La critique est morte, vive l’art ?

/Jean Clair, écrit Colette Lambrichs, dans sa courte et néanmoins stimulante préface au Temps des avant-gardes qu’elle s’honore de publier, est « un des meilleurs écrivains qui se soient exprimés sur l’art. » Remettant les pendules à l’heure comme elle sait le faire avec une pertinence rare, Colette Lambrichs écrit ainsi au sujet de Jean Clair dont le présent livre réunit les critiques d’art rédigées pour L’art vivant et la NRF dans les années 60 et 70, « D’aucuns s’étonneront que Jean Clair ait parlé le premier de tel ou tel artiste d’avant-garde, en ces années-là, alors que certains le traitent aujourd’hui de suppôt de la réaction, comme il se doit en France dès qu’on sort du rang. C’est ne pas savoir que le « temps des avant-gardes » est révolu depuis plusieurs décennies et que ceux qui, désormais, s’en réclament en sont aussi éloignés que des révolutionnaires qui feraient partie d’un gouvernement social-démocrate. »

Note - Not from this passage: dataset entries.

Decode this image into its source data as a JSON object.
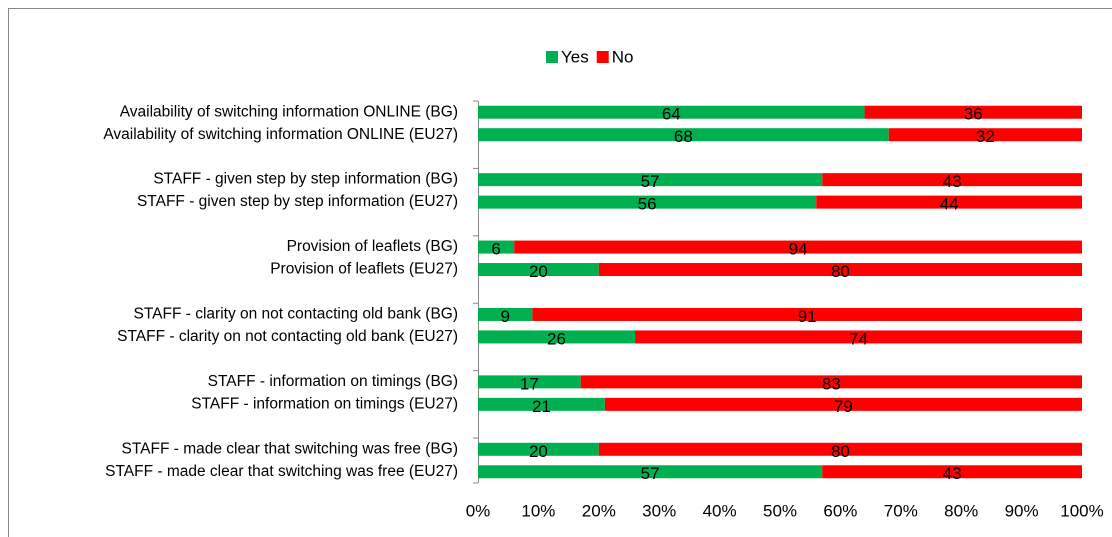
{
  "chart_data": {
    "type": "stacked_barh",
    "categories": [
      "Availability of switching information ONLINE (BG)",
      "Availability of switching information ONLINE (EU27)",
      null,
      "STAFF - given step by step information (BG)",
      "STAFF - given step by step information (EU27)",
      null,
      "Provision of leaflets (BG)",
      "Provision of leaflets (EU27)",
      null,
      "STAFF - clarity on not contacting old bank (BG)",
      "STAFF - clarity on not contacting old bank (EU27)",
      null,
      "STAFF - information on timings (BG)",
      "STAFF - information on timings (EU27)",
      null,
      "STAFF - made clear that switching was free (BG)",
      "STAFF - made clear that switching was free (EU27)"
    ],
    "series": [
      {
        "name": "Yes",
        "color": "#00b050",
        "values": [
          64,
          68,
          null,
          57,
          56,
          null,
          6,
          20,
          null,
          9,
          26,
          null,
          17,
          21,
          null,
          20,
          57
        ]
      },
      {
        "name": "No",
        "color": "#ff0000",
        "values": [
          36,
          32,
          null,
          43,
          44,
          null,
          94,
          80,
          null,
          91,
          74,
          null,
          83,
          79,
          null,
          80,
          43
        ]
      }
    ],
    "xlim": [
      0,
      100
    ],
    "xticks": [
      {
        "value": 0,
        "label": "0%"
      },
      {
        "value": 10,
        "label": "10%"
      },
      {
        "value": 20,
        "label": "20%"
      },
      {
        "value": 30,
        "label": "30%"
      },
      {
        "value": 40,
        "label": "40%"
      },
      {
        "value": 50,
        "label": "50%"
      },
      {
        "value": 60,
        "label": "60%"
      },
      {
        "value": 70,
        "label": "70%"
      },
      {
        "value": 80,
        "label": "80%"
      },
      {
        "value": 90,
        "label": "90%"
      },
      {
        "value": 100,
        "label": "100%"
      }
    ],
    "legend": "top"
  }
}
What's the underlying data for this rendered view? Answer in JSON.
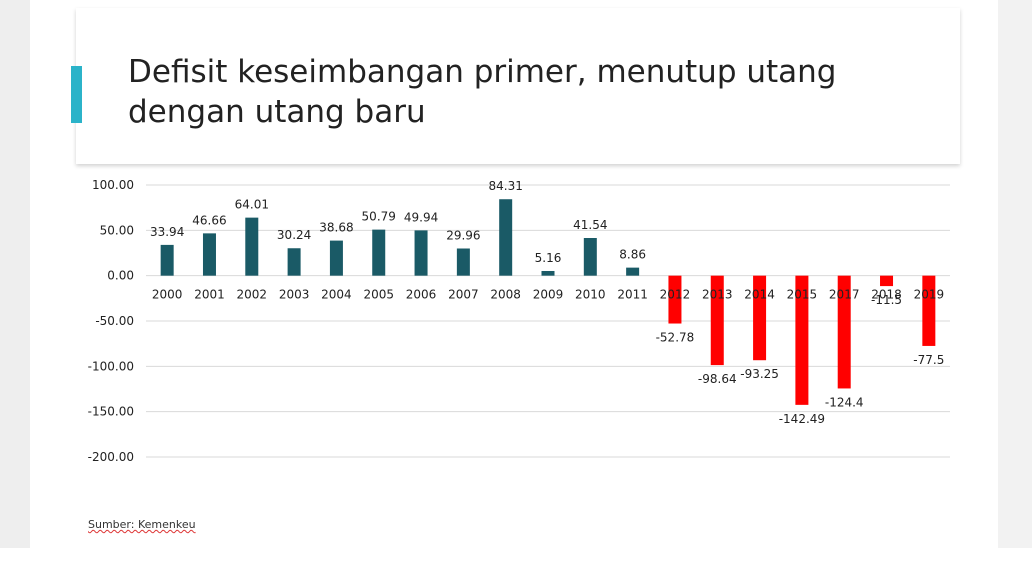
{
  "slide": {
    "title": "Defisit keseimbangan primer, menutup utang\ndengan utang baru",
    "source": "Sumber: Kemenkeu"
  },
  "colors": {
    "positive": "#1a5a66",
    "negative": "#ff0000",
    "accent": "#2bb3c9",
    "grid": "#d9d9d9"
  },
  "chart_data": {
    "type": "bar",
    "title": "",
    "xlabel": "",
    "ylabel": "",
    "ylim": [
      -200,
      100
    ],
    "yticks": [
      100,
      50,
      0,
      -50,
      -100,
      -150,
      -200
    ],
    "ytick_labels": [
      "100.00",
      "50.00",
      "0.00",
      "-50.00",
      "-100.00",
      "-150.00",
      "-200.00"
    ],
    "grid": true,
    "categories": [
      "2000",
      "2001",
      "2002",
      "2003",
      "2004",
      "2005",
      "2006",
      "2007",
      "2008",
      "2009",
      "2010",
      "2011",
      "2012",
      "2013",
      "2014",
      "2015",
      "2017",
      "2018",
      "2019"
    ],
    "values": [
      33.94,
      46.66,
      64.01,
      30.24,
      38.68,
      50.79,
      49.94,
      29.96,
      84.31,
      5.16,
      41.54,
      8.86,
      -52.78,
      -98.64,
      -93.25,
      -142.49,
      -124.4,
      -11.5,
      -77.5
    ],
    "data_labels": [
      "33.94",
      "46.66",
      "64.01",
      "30.24",
      "38.68",
      "50.79",
      "49.94",
      "29.96",
      "84.31",
      "5.16",
      "41.54",
      "8.86",
      "-52.78",
      "-98.64",
      "-93.25",
      "-142.49",
      "-124.4",
      "-11.5",
      "-77.5"
    ]
  }
}
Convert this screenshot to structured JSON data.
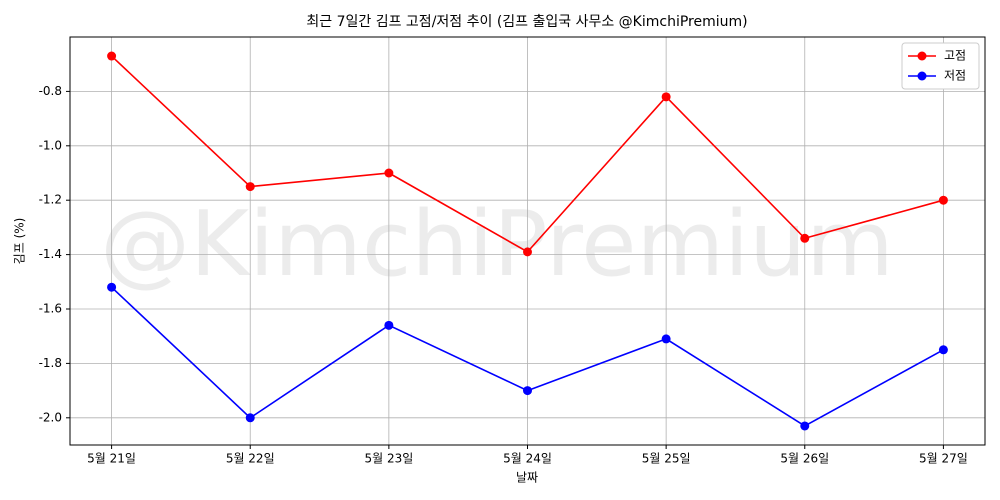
{
  "chart_data": {
    "type": "line",
    "title": "최근 7일간 김프 고점/저점 추이 (김프 출입국 사무소 @KimchiPremium)",
    "watermark": "@KimchiPremium",
    "x_label": "날짜",
    "y_label": "김프 (%)",
    "categories": [
      "5월 21일",
      "5월 22일",
      "5월 23일",
      "5월 24일",
      "5월 25일",
      "5월 26일",
      "5월 27일"
    ],
    "series": [
      {
        "name": "고점",
        "color": "#ff0000",
        "values": [
          -0.67,
          -1.15,
          -1.1,
          -1.39,
          -0.82,
          -1.34,
          -1.2
        ]
      },
      {
        "name": "저점",
        "color": "#0000ff",
        "values": [
          -1.52,
          -2.0,
          -1.66,
          -1.9,
          -1.71,
          -2.03,
          -1.75
        ]
      }
    ],
    "ylim": [
      -2.1,
      -0.6
    ],
    "yticks": [
      -0.8,
      {
        "value": -1.0,
        "label": "-1.0"
      },
      -1.2,
      -1.4,
      -1.6,
      -1.8,
      {
        "value": -2.0,
        "label": "-2.0"
      }
    ],
    "grid": true,
    "legend": "upper right"
  }
}
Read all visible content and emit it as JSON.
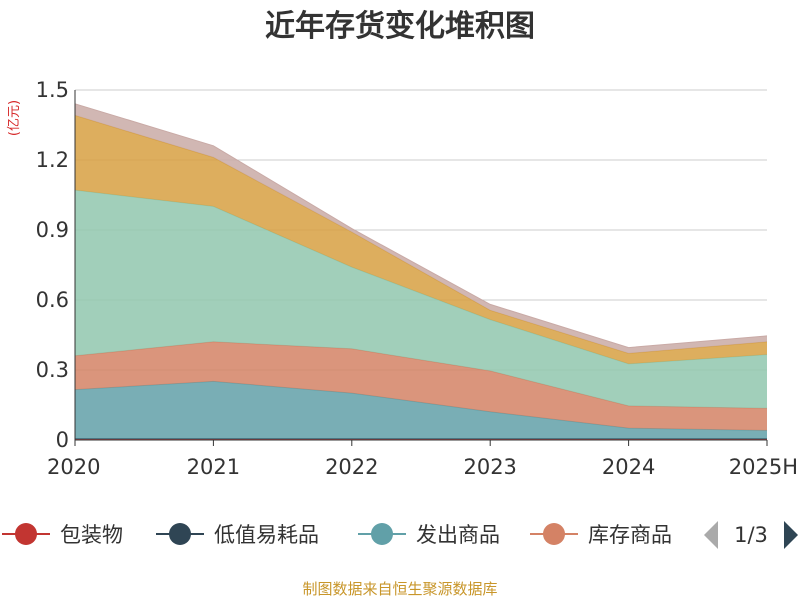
{
  "chart_data": {
    "type": "area",
    "stacked": true,
    "title": "近年存货变化堆积图",
    "unit": "(亿元)",
    "categories": [
      "2020",
      "2021",
      "2022",
      "2023",
      "2024",
      "2025H"
    ],
    "ylim": [
      0,
      1.5
    ],
    "yticks": [
      "0",
      "0.3",
      "0.6",
      "0.9",
      "1.2",
      "1.5"
    ],
    "grid": true,
    "legend_position": "bottom",
    "series": [
      {
        "name": "包装物",
        "color": "#c23531",
        "values": [
          0.005,
          0.005,
          0.005,
          0.005,
          0.005,
          0.005
        ]
      },
      {
        "name": "低值易耗品",
        "color": "#2f4554",
        "values": [
          0.001,
          0.001,
          0.001,
          0.001,
          0.001,
          0.001
        ]
      },
      {
        "name": "发出商品",
        "color": "#61a0a8",
        "values": [
          0.21,
          0.245,
          0.195,
          0.115,
          0.045,
          0.035
        ]
      },
      {
        "name": "库存商品",
        "color": "#d48265",
        "values": [
          0.145,
          0.17,
          0.19,
          0.175,
          0.095,
          0.095
        ]
      },
      {
        "name": "",
        "color": "#91c7ae",
        "values": [
          0.71,
          0.58,
          0.35,
          0.22,
          0.18,
          0.23
        ]
      },
      {
        "name": "",
        "color": "#d7a042",
        "values": [
          0.32,
          0.21,
          0.15,
          0.04,
          0.045,
          0.055
        ]
      },
      {
        "name": "",
        "color": "#c9aaa6",
        "values": [
          0.05,
          0.05,
          0.015,
          0.025,
          0.025,
          0.025
        ]
      }
    ]
  },
  "legend": {
    "page": "1/3",
    "items": [
      "包装物",
      "低值易耗品",
      "发出商品",
      "库存商品"
    ]
  },
  "source_text": "制图数据来自恒生聚源数据库"
}
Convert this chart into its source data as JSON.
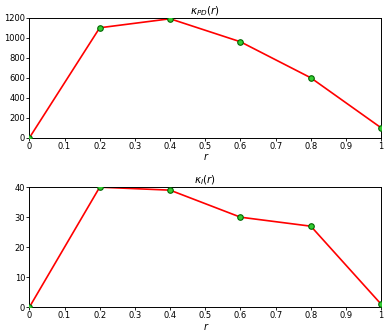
{
  "top": {
    "title": "$\\kappa_{PD}(r)$",
    "xlabel": "r",
    "x": [
      0,
      0.2,
      0.4,
      0.6,
      0.8,
      1.0
    ],
    "y": [
      0,
      1100,
      1190,
      960,
      600,
      100
    ],
    "ylim": [
      0,
      1200
    ],
    "yticks": [
      0,
      200,
      400,
      600,
      800,
      1000,
      1200
    ],
    "xticks": [
      0,
      0.1,
      0.2,
      0.3,
      0.4,
      0.5,
      0.6,
      0.7,
      0.8,
      0.9,
      1.0
    ]
  },
  "bottom": {
    "title": "$\\kappa_I(r)$",
    "xlabel": "r",
    "x": [
      0,
      0.2,
      0.4,
      0.6,
      0.8,
      1.0
    ],
    "y": [
      0,
      40,
      39,
      30,
      27,
      1
    ],
    "ylim": [
      0,
      40
    ],
    "yticks": [
      0,
      10,
      20,
      30,
      40
    ],
    "xticks": [
      0,
      0.1,
      0.2,
      0.3,
      0.4,
      0.5,
      0.6,
      0.7,
      0.8,
      0.9,
      1.0
    ]
  },
  "line_color": "#ff0000",
  "marker_facecolor": "#33cc33",
  "marker_edgecolor": "#006600",
  "marker_style": "o",
  "marker_size": 4,
  "line_width": 1.2,
  "plot_bg_color": "#ffffff",
  "fig_bg_color": "#ffffff"
}
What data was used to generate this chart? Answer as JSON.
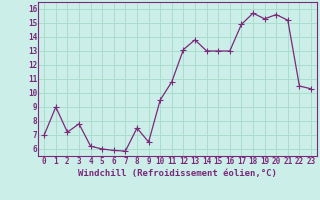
{
  "x": [
    0,
    1,
    2,
    3,
    4,
    5,
    6,
    7,
    8,
    9,
    10,
    11,
    12,
    13,
    14,
    15,
    16,
    17,
    18,
    19,
    20,
    21,
    22,
    23
  ],
  "y": [
    7.0,
    9.0,
    7.2,
    7.8,
    6.2,
    6.0,
    5.9,
    5.85,
    7.5,
    6.5,
    9.5,
    10.8,
    13.1,
    13.8,
    13.0,
    13.0,
    13.0,
    14.9,
    15.7,
    15.3,
    15.6,
    15.2,
    10.5,
    10.3
  ],
  "line_color": "#7a2a7a",
  "marker_color": "#7a2a7a",
  "bg_color": "#cceee8",
  "grid_color": "#aaddcc",
  "xlabel": "Windchill (Refroidissement éolien,°C)",
  "xlim": [
    -0.5,
    23.5
  ],
  "ylim": [
    5.5,
    16.5
  ],
  "yticks": [
    6,
    7,
    8,
    9,
    10,
    11,
    12,
    13,
    14,
    15,
    16
  ],
  "xticks": [
    0,
    1,
    2,
    3,
    4,
    5,
    6,
    7,
    8,
    9,
    10,
    11,
    12,
    13,
    14,
    15,
    16,
    17,
    18,
    19,
    20,
    21,
    22,
    23
  ],
  "tick_fontsize": 5.5,
  "label_fontsize": 6.5,
  "marker_size": 2.0,
  "line_width": 0.9
}
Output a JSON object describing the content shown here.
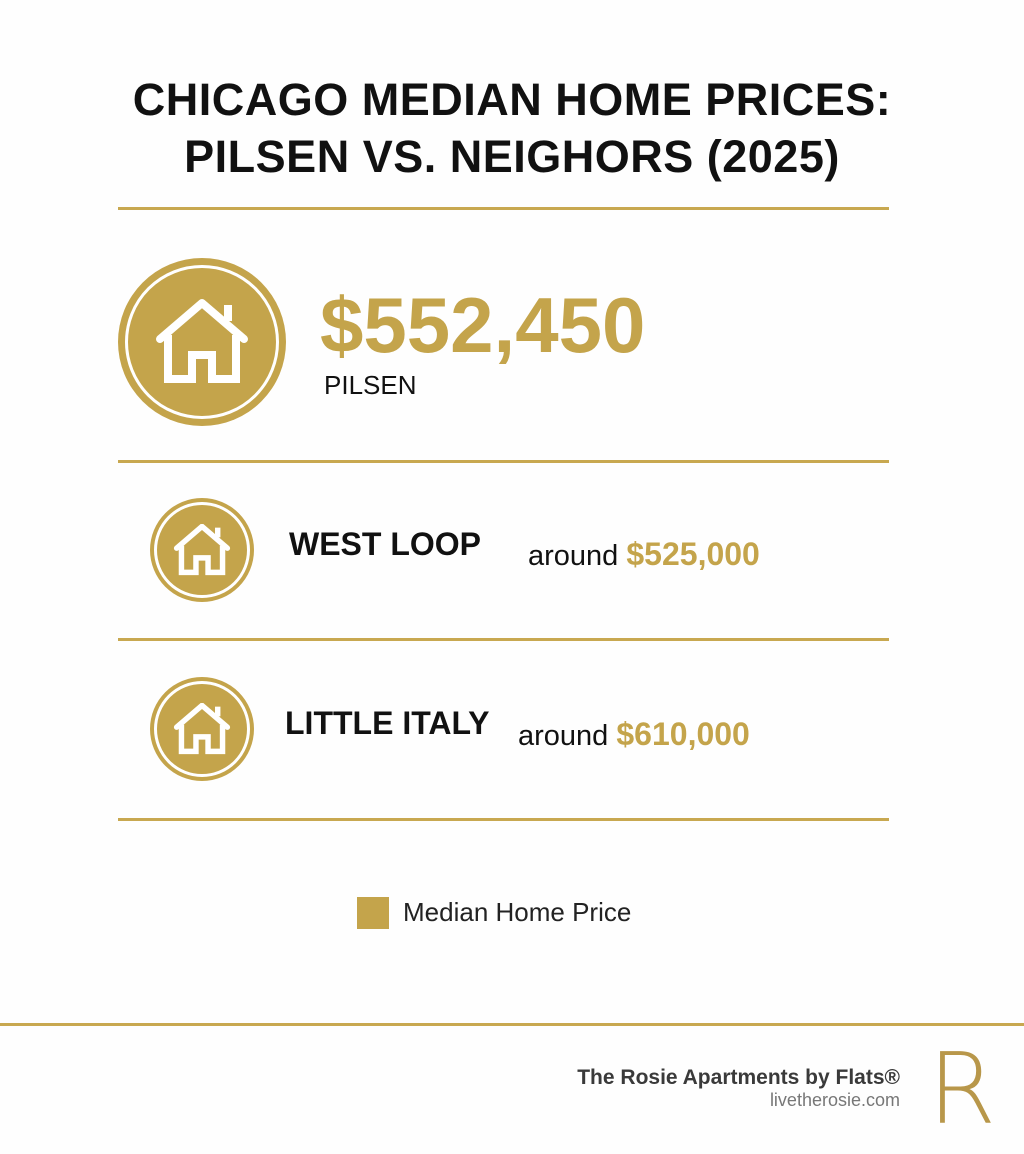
{
  "header": {
    "title_line1": "CHICAGO MEDIAN HOME PRICES:",
    "title_line2": "PILSEN VS. NEIGHORS (2025)"
  },
  "colors": {
    "accent": "#c4a44b",
    "text": "#111111"
  },
  "featured": {
    "price": "$552,450",
    "label": "PILSEN",
    "icon": "house-icon"
  },
  "neighbors": [
    {
      "name": "WEST LOOP",
      "prefix": "around",
      "price": "$525,000",
      "icon": "house-icon"
    },
    {
      "name": "LITTLE ITALY",
      "prefix": "around",
      "price": "$610,000",
      "icon": "house-icon"
    }
  ],
  "legend": {
    "label": "Median Home Price"
  },
  "footer": {
    "brand": "The Rosie Apartments by Flats®",
    "url": "livetherosie.com",
    "logo_letter": "R"
  },
  "chart_data": {
    "type": "table",
    "title": "CHICAGO MEDIAN HOME PRICES: PILSEN VS. NEIGHORS (2025)",
    "categories": [
      "PILSEN",
      "WEST LOOP",
      "LITTLE ITALY"
    ],
    "series": [
      {
        "name": "Median Home Price",
        "values": [
          552450,
          525000,
          610000
        ]
      }
    ]
  }
}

Cet « avènement de l’avant-garde », « lorsque c’est l’art qui remplace la religion », Jean Clair, après en avoir été l’un des premiers thuriféraires, en fait aujourd’hui la critique et le résume ainsi : « Je finissais par devenir sceptique puis bientôt carrément hostile à cette avant-garde vite institutionnalisée, imposée par les Etats-Unis, vendue et promue, jusqu’à n’être plus qu’une marque de fabrique, une griffe – avant de devenir, sous le nom d’ « art contemporain », un art qui est à l’oligarchie internationale et sans goût d’aujourd’hui, de New York à Moscou et de Venise à Pékin, ce qu’avait été l’art « pompier » aux yeux des amateurs fortunés de la fin du XIXe siècle. » Et d’analyser le statut de critique d’art, qu’il assume difficilement, comme concomitant à une crise de l’art. « La critique d’art comme activité singulière apparaîtrait donc à un moment où l’art commence d’être la proie de la maladie. » Et si le critique est le spécialiste chargé d’ausculter le mal qui atteint l’art (« Le mot est d’origine médicale, et se rapporterait à la krisis, le moment de l’évolution d’une maladie qui suppose une décision. Est appelée « critique » la phase d’une maladie en son moment dangereux, difficile. Est critique le médecin qui sait déceler ce moment et intervenir à bon escient dans cette évolution clinique, poser un diagnostic, influencer son pronostic au moment opportun, rappelle Jean Clair »), il lui faut donc un auspice où placer le corps malade et c’est ainsi qu’il a inventé le musée. Le musée au XIXe siècle a exposé les œuvres d’art comme autant de symptômes d’une dégénérescence ou d’une décrépitude de l’art, pour reprendre le mot de Baudelaire, comme autant de maux à ausculter et comprendre. Et d’ailleurs Baudelaire écrivait déjà qu’il rédigeait ses salons en s’appuyant sur les catalogues des œuvres plutôt que de se rendre dans les salles d’exposition, comme s’il pressentait ce qu’ont de morbide ces lieux con-sacrés à l’art où l’on rend un culte à des œuvres décontextualisées, comme dans une église mais sans la présence réelle qui fait qu’on y perçoit le vivant.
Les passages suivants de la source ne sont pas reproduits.